Your typical game studio doesn't work on Skyrim though. They put in a bunch of developer work into a game, then by the time the game is released, all the developers are on a new project.


Have you seen how terrible the x86 emulated performance is on a Surface Pro X?

https://www.youtube.com/watch?v=OhESSZIXvCA


And that's why gamers are buying the Surface Book instead?

The "gamer" community (or really, community-of-communities) only cares if their particular game runs quickly on a particular platform.

Gamers don't really care about the advanced technology details, aside from the underlying "which system will run my game faster, with higher-quality images" (4k / raytracing / etc. etc.)?


No, that's why having x86 emulation performance be this good is a minor miracle.

Native performance would be expected to be inline with what the benchmarks are showing.

The MacBook Pro Max would beat the 100 watt mobile variant of the 3080, especially if you unplug both laptops from the wall where the 3080 has to throttle down and the MacBook does not.


> No, that's why having x86 emulation performance be this good is a minor miracle.

No gamer is going to pay $3000+ for a laptop with emulation when $2000+ gamer laptops are faster at the task (aka: video games are faster on the $2000 laptop).

------

Look, gamers don't care about all games. They only care about that one or two games that they play. If you want to attract Call of Duty players, you need to port Call-of-Duty over to the Mac, native, so that the game actually runs faster on the system.

It doesn't need to be an all-or-nothing deal. Emulation is probably good enough for casuals / non-gamers who maybe put in 20 hours or less into any particular game. But anyone putting 100-hours or more into a game will probably want the better experience.


> No gamer is going to pay $3000+ for a laptop with emulation

They pay $3000 for a laptop whose fans hit 55 decibels at load and that has to throttle way down slower than the MacBook if you use it like a laptop and go somewhere without a power outlet.

https://www.anandtech.com/show/16928/the-msi-ge76-raider-rev...


The Mac doesn't even do raytracing, does it? So you're already looking at a sizable quality downgrade over AMD, NVidia, PS5, and XBox Series X.

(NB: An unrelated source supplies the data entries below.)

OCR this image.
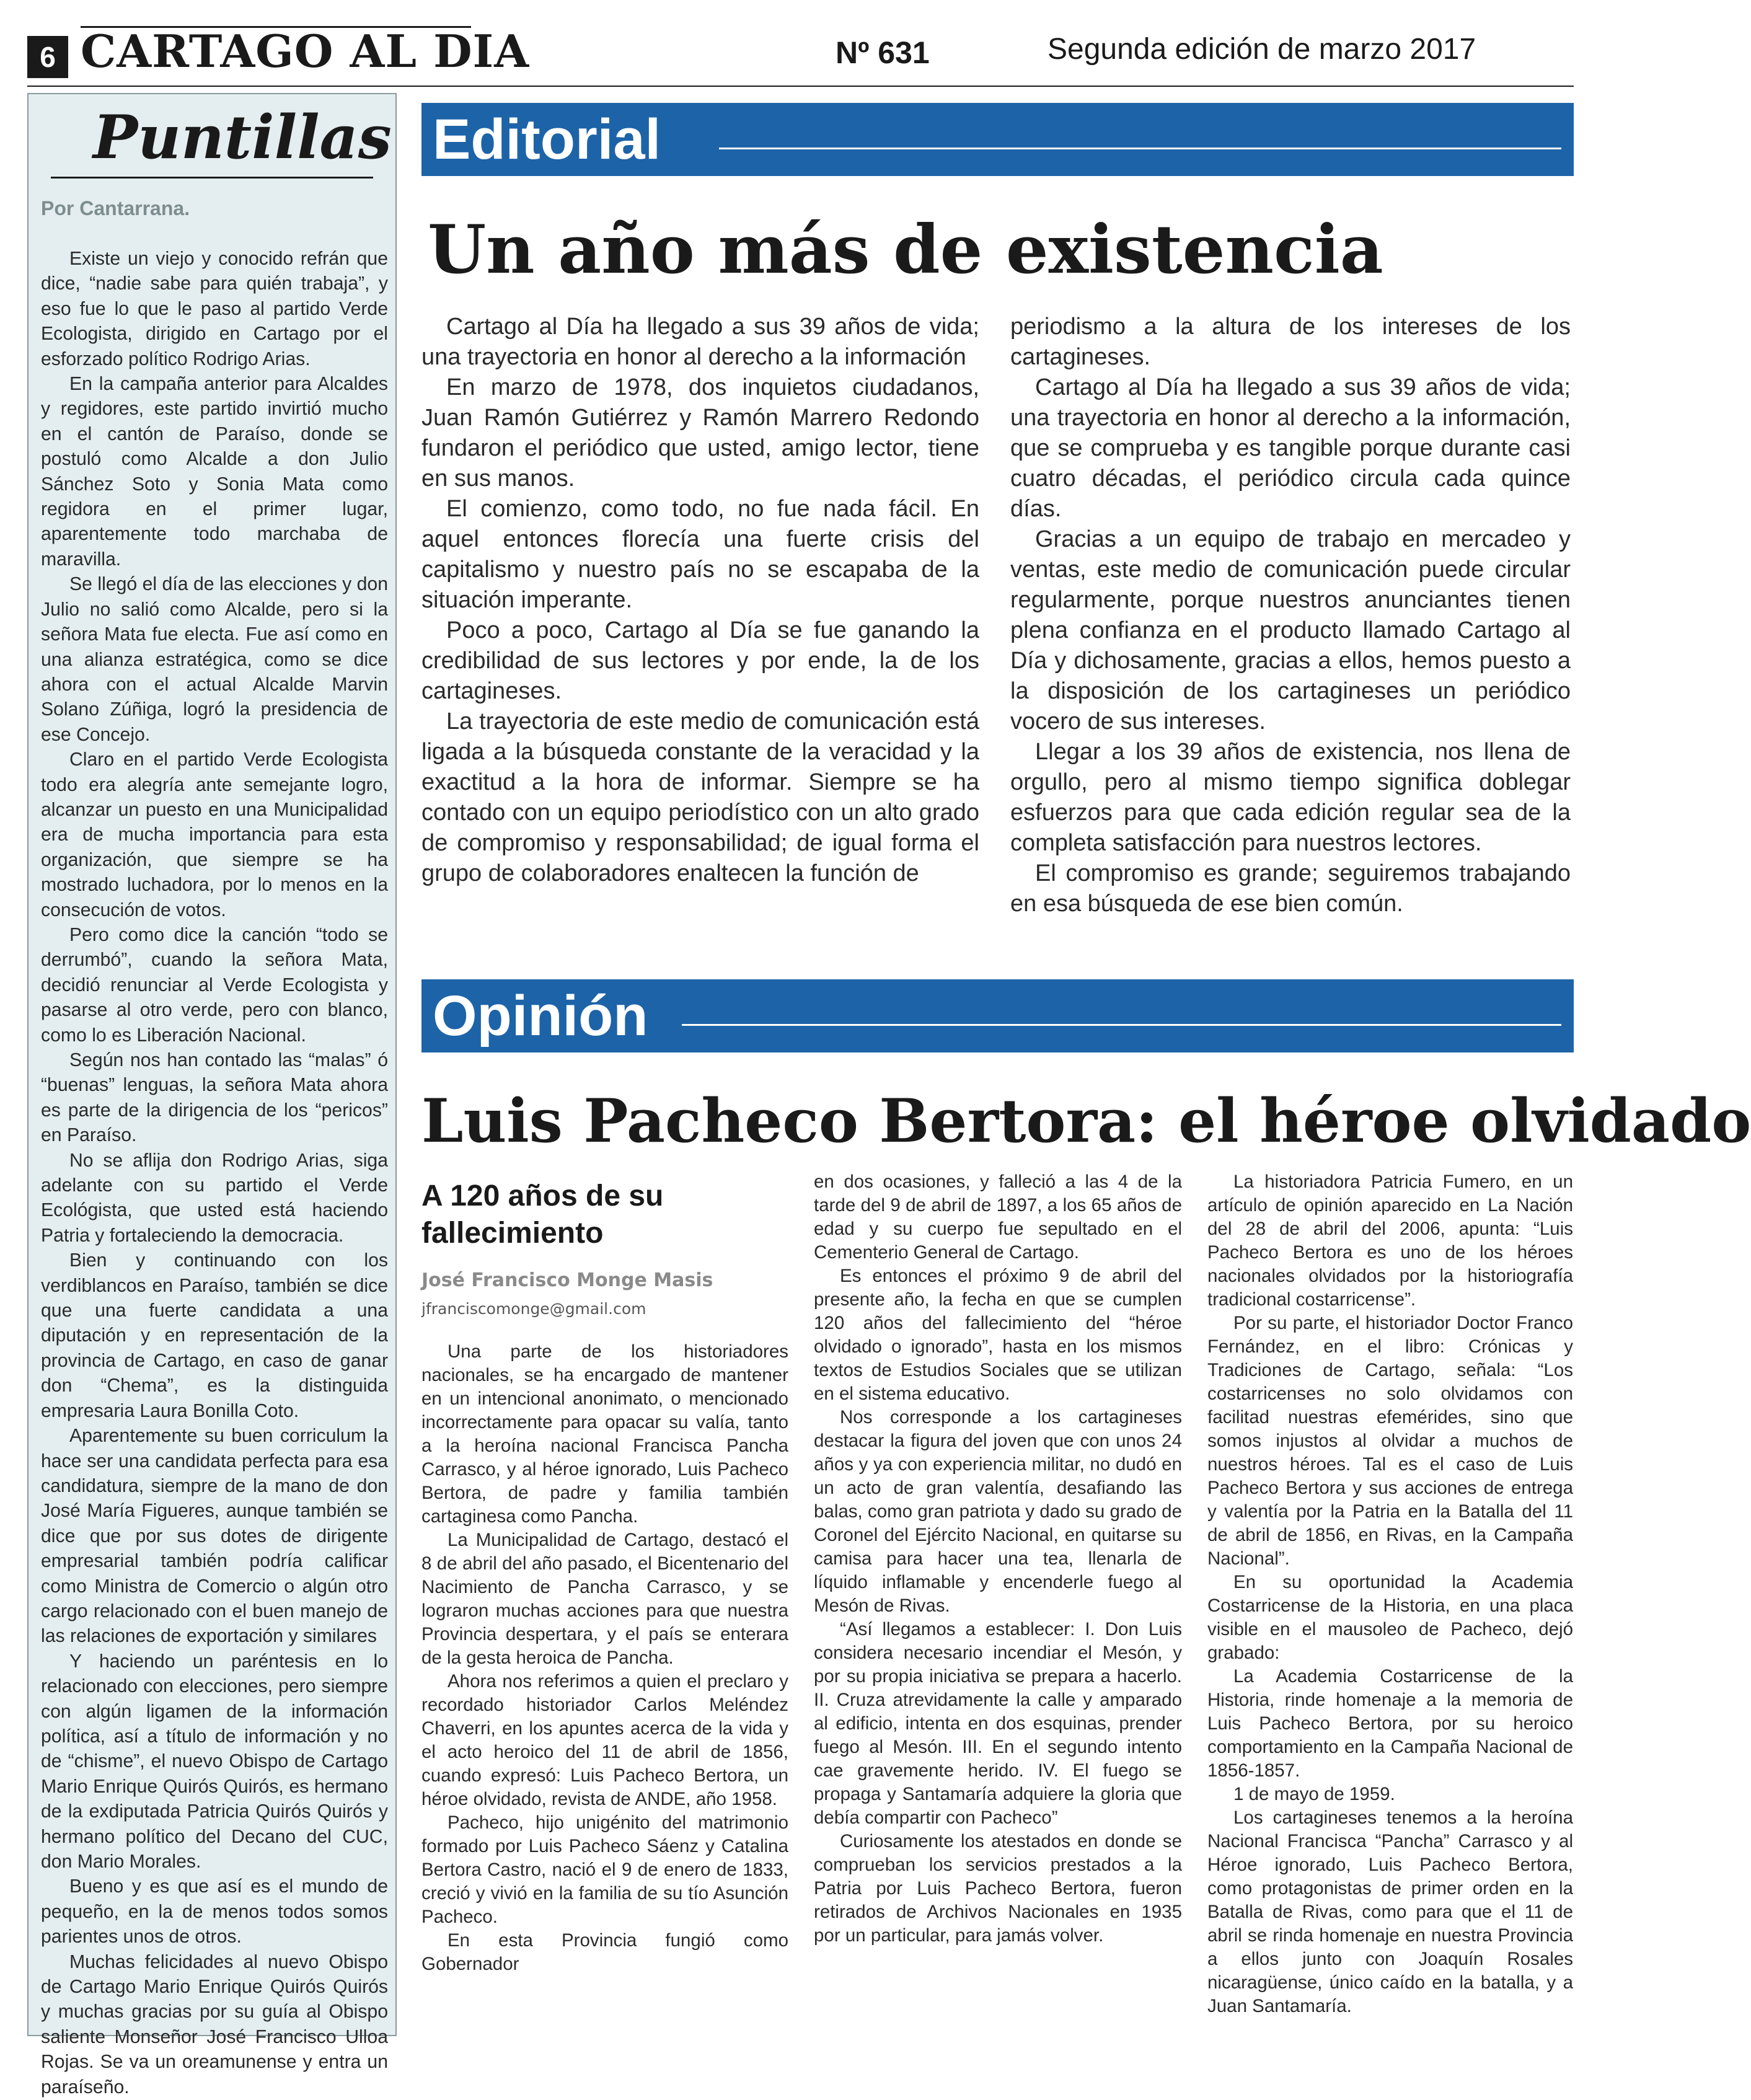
6 CARTAGO AL DIA	Nº 631	Segunda edición de marzo 2017
Puntillas
Por Cantarrana.

Existe un viejo y conocido refrán que dice, “nadie sabe para quién trabaja”, y eso fue lo que le paso al partido Verde Ecologista, dirigido en Cartago por el esforzado político Rodrigo Arias.

En la campaña anterior para Alcaldes y regidores, este partido invirtió mucho en el cantón de Paraíso, donde se postuló como Alcalde a don Julio Sánchez Soto y Sonia Mata como regidora en el primer lugar, aparentemente todo marchaba de maravilla.

Se llegó el día de las elecciones y don Julio no salió como Alcalde, pero si la señora Mata fue electa. Fue así como en una alianza estratégica, como se dice ahora con el actual Alcalde Marvin Solano Zúñiga, logró la presidencia de ese Concejo.

Claro en el partido Verde Ecologista todo era alegría ante semejante logro, alcanzar un puesto en una Municipalidad era de mucha importancia para esta organización, que siempre se ha mostrado luchadora, por lo menos en la consecución de votos.

Pero como dice la canción “todo se derrumbó”, cuando la señora Mata, decidió renunciar al Verde Ecologista y pasarse al otro verde, pero con blanco, como lo es Liberación Nacional.

Según nos han contado las “malas” ó “buenas” lenguas, la señora Mata ahora es parte de la dirigencia de los “pericos” en Paraíso.

No se aflija don Rodrigo Arias, siga adelante con su partido el Verde Ecológista, que usted está haciendo Patria y fortaleciendo la democracia.

Bien y continuando con los verdiblancos en Paraíso, también se dice que una fuerte candidata a una diputación y en representación de la provincia de Cartago, en caso de ganar don “Chema”, es la distinguida empresaria Laura Bonilla Coto.

Aparentemente su buen corriculum la hace ser una candidata perfecta para esa candidatura, siempre de la mano de don José María Figueres, aunque también se dice que por sus dotes de dirigente empresarial también podría calificar como Ministra de Comercio o algún otro cargo relacionado con el buen manejo de las relaciones de exportación y similares

Y haciendo un paréntesis en lo relacionado con elecciones, pero siempre con algún ligamen de la información política, así a título de información y no de “chisme”, el nuevo Obispo de Cartago Mario Enrique Quirós Quirós, es hermano de la exdiputada Patricia Quirós Quirós y hermano político del Decano del CUC, don Mario Morales.

Bueno y es que así es el mundo de pequeño, en la de menos todos somos parientes unos de otros.

Muchas felicidades al nuevo Obispo de Cartago Mario Enrique Quirós Quirós y muchas gracias por su guía al Obispo saliente Monseñor José Francisco Ulloa Rojas. Se va un oreamunense y entra un paraíseño.

Editorial
Un año más de existencia

Cartago al Día ha llegado a sus 39 años de vida; una trayectoria en honor al derecho a la información

En marzo de 1978, dos inquietos ciudadanos, Juan Ramón Gutiérrez y Ramón Marrero Redondo fundaron el periódico que usted, amigo lector, tiene en sus manos.

El comienzo, como todo, no fue nada fácil. En aquel entonces florecía una fuerte crisis del capitalismo y nuestro país no se escapaba de la situación imperante.

Poco a poco, Cartago al Día se fue ganando la credibilidad de sus lectores y por ende, la de los cartagineses.

La trayectoria de este medio de comunicación está ligada a la búsqueda constante de la veracidad y la exactitud a la hora de informar. Siempre se ha contado con un equipo periodístico con un alto grado de compromiso y responsabilidad; de igual forma el grupo de colaboradores enaltecen la función de

periodismo a la altura de los intereses de los cartagineses.

Cartago al Día ha llegado a sus 39 años de vida; una trayectoria en honor al derecho a la información, que se comprueba y es tangible porque durante casi cuatro décadas, el periódico circula cada quince días.

Gracias a un equipo de trabajo en mercadeo y ventas, este medio de comunicación puede circular regularmente, porque nuestros anunciantes tienen plena confianza en el producto llamado Cartago al Día y dichosamente, gracias a ellos, hemos puesto a la disposición de los cartagineses un periódico vocero de sus intereses.

Llegar a los 39 años de existencia, nos llena de orgullo, pero al mismo tiempo significa doblegar esfuerzos para que cada edición regular sea de la completa satisfacción para nuestros lectores.

El compromiso es grande; seguiremos trabajando en esa búsqueda de ese bien común.

Opinión
Luis Pacheco Bertora: el héroe olvidado
A 120 años de su fallecimiento
José Francisco Monge Masis
jfranciscomonge@gmail.com

Una parte de los historiadores nacionales, se ha encargado de mantener en un intencional anonimato, o mencionado incorrectamente para opacar su valía, tanto a la heroína nacional Francisca Pancha Carrasco, y al héroe ignorado, Luis Pacheco Bertora, de padre y familia también cartaginesa como Pancha.

La Municipalidad de Cartago, destacó el 8 de abril del año pasado, el Bicentenario del Nacimiento de Pancha Carrasco, y se lograron muchas acciones para que nuestra Provincia despertara, y el país se enterara de la gesta heroica de Pancha.

Ahora nos referimos a quien el preclaro y recordado historiador Carlos Meléndez Chaverri, en los apuntes acerca de la vida y el acto heroico del 11 de abril de 1856, cuando expresó: Luis Pacheco Bertora, un héroe olvidado, revista de ANDE, año 1958.

Pacheco, hijo unigénito del matrimonio formado por Luis Pacheco Sáenz y Catalina Bertora Castro, nació el 9 de enero de 1833, creció y vivió en la familia de su tío Asunción Pacheco.

En esta Provincia fungió como Gobernador

en dos ocasiones, y falleció a las 4 de la tarde del 9 de abril de 1897, a los 65 años de edad y su cuerpo fue sepultado en el Cementerio General de Cartago.

Es entonces el próximo 9 de abril del presente año, la fecha en que se cumplen 120 años del fallecimiento del “héroe olvidado o ignorado”, hasta en los mismos textos de Estudios Sociales que se utilizan en el sistema educativo.

Nos corresponde a los cartagineses destacar la figura del joven que con unos 24 años y ya con experiencia militar, no dudó en un acto de gran valentía, desafiando las balas, como gran patriota y dado su grado de Coronel del Ejército Nacional, en quitarse su camisa para hacer una tea, llenarla de líquido inflamable y encenderle fuego al Mesón de Rivas.

“Así llegamos a establecer: I. Don Luis considera necesario incendiar el Mesón, y por su propia iniciativa se prepara a hacerlo. II. Cruza atrevidamente la calle y amparado al edificio, intenta en dos esquinas, prender fuego al Mesón. III. En el segundo intento cae gravemente herido. IV. El fuego se propaga y Santamaría adquiere la gloria que debía compartir con Pacheco”

Curiosamente los atestados en donde se comprueban los servicios prestados a la Patria por Luis Pacheco Bertora, fueron retirados de Archivos Nacionales en 1935 por un particular, para jamás volver.

La historiadora Patricia Fumero, en un artículo de opinión aparecido en La Nación del 28 de abril del 2006, apunta: “Luis Pacheco Bertora es uno de los héroes nacionales olvidados por la historiografía tradicional costarricense”.

Por su parte, el historiador Doctor Franco Fernández, en el libro: Crónicas y Tradiciones de Cartago, señala: “Los costarricenses no solo olvidamos con facilitad nuestras efemérides, sino que somos injustos al olvidar a muchos de nuestros héroes. Tal es el caso de Luis Pacheco Bertora y sus acciones de entrega y valentía por la Patria en la Batalla del 11 de abril de 1856, en Rivas, en la Campaña Nacional”.

En su oportunidad la Academia Costarricense de la Historia, en una placa visible en el mausoleo de Pacheco, dejó grabado:

La Academia Costarricense de la Historia, rinde homenaje a la memoria de Luis Pacheco Bertora, por su heroico comportamiento en la Campaña Nacional de 1856-1857.

1 de mayo de 1959.

Los cartagineses tenemos a la heroína Nacional Francisca “Pancha” Carrasco y al Héroe ignorado, Luis Pacheco Bertora, como protagonistas de primer orden en la Batalla de Rivas, como para que el 11 de abril se rinda homenaje en nuestra Provincia a ellos junto con Joaquín Rosales nicaragüense, único caído en la batalla, y a Juan Santamaría.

I think the eSports gamers will prefer FPS over graphical fidelity, so maybe that's the target audience for this chip ironically.

But adventure gamers who want to explore raytraced worlds / prettier games will prefer the cards with raytracing, better shadows, etc. etc. (See the Minecraft RTX demo for instance: https://www.youtube.com/watch?v=1bb7wKIHpgY)

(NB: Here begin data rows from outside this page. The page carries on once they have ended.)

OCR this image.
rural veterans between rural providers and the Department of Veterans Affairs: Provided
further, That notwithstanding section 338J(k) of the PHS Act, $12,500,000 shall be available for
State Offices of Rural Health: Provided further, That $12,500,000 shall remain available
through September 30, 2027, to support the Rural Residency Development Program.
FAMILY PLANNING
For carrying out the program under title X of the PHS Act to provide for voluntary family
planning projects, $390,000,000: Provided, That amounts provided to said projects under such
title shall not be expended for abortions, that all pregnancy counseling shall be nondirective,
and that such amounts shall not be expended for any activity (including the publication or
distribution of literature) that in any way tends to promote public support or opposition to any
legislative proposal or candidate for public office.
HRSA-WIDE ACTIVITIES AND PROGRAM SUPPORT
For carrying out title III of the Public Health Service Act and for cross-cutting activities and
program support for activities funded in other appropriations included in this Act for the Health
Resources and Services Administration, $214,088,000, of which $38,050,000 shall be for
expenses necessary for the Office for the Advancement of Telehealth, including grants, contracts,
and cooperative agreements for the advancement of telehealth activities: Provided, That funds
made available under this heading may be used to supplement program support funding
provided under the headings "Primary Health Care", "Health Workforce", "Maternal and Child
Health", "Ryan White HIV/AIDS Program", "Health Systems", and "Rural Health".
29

Look, my Vega64 raytraces all the time when I hit the "Render" button on Blender.

But video-game raytracing is about hardware-dedicated raytracing units. Software (even GPU-software rendering) is an order of magnitude slower. Its still useful to implement, but what PS5 / XBox Series X / AMD / NVidia has implemented are specific raytracing cores (or in AMD's case: raytracing instructions) to traverse a BVH-tree and accelerate the raytracing process.

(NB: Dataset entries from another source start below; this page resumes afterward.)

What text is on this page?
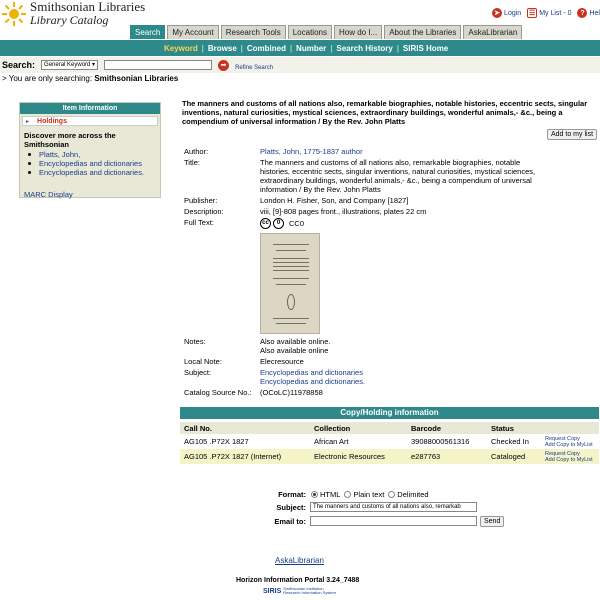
Smithsonian Libraries
Library Catalog	➤ Login ☰ My List - 0	? Hel
Search	My Account	Research Tools	Locations	How do I...	About the Libraries	AskaLibrarian
Keyword | Browse | Combined | Number | Search History | SIRIS Home
Search: General Keyword ▾	➡ Refine Search
> You are only searching: Smithsonian Libraries
Item Information
▸ Holdings
Discover more across the Smithsonian
Platts, John,
Encyclopedias and dictionaries
Encyclopedias and dictionaries.
MARC Display
The manners and customs of all nations also, remarkable biographies, notable histories, eccentric sects, singular inventions, natural curiosities, mystical sciences, extraordinary buildings, wonderful animals,- &c., being a compendium of universal information / By the Rev. John Platts
Add to my list
Author:	Platts, John, 1775-1837 author
Title:	The manners and customs of all nations also, remarkable biographies, notable histories, eccentric sects, singular inventions, natural curiosities, mystical sciences, extraordinary buildings, wonderful animals,- &c., being a compendium of universal information / By the Rev. John Platts
Publisher:	London H. Fisher, Son, and Company [1827]
Description:	viii, [9]-808 pages front., illustrations, plates 22 cm
Full Text:	cc	0	CC0
Notes:	Also available online.
Also available online
Local Note:	Elecresource
Subject:	Encyclopedias and dictionaries
Encyclopedias and dictionaries.
Catalog Source No.: (OCoLC)11978858
Copy/Holding information
Call No.	Collection	Barcode	Status	
AG105 .P72X 1827	African Art	39088000561316	Checked In	Request Copy
Add Copy to MyList

AG105 .P72X 1827 (Internet)	Electronic Resources	e287763	Cataloged	Request Copy
Add Copy to MyList
Format: HTML Plain text Delimited
Subject:	The manners and customs of all nations also, remarkab
Email to:	Send
AskaLibrarian
Horizon Information Portal 3.24_7488
SIRIS Smithsonian Institution
Research Information System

"Can do Raytracing" or "Has an API for GPU-software that does raytracing" is just not the same as "we built a raytracing core into this new GPU". I'm sure Apple is working on their raytracing cores but I haven't seen anything yet that suggests that its ready yet.


> the actual video game performance is much much worse on the M1 Pro

This is a workstation. For games one should look for a Playstation ;-)

2x power also means half the battery life. Remember this is a portable computer that's thin and light beyond what would be reasonable considering its performance. Also, remember the GPU has full 400GBps access to all of the RAM, which means models of up to 64GB won't need to pass over the PCIe bus.


(The GPU probably can’t saturate the 400GPps.)


A 3080 Mobile only has a bandwidth of 448 GB/s. You quoted the desktop number (which also has a different die).


3080 mobile is confusing brand name. It also uses GA104 rather than GA102, so it isn't totally equivalent to 3080 desktop.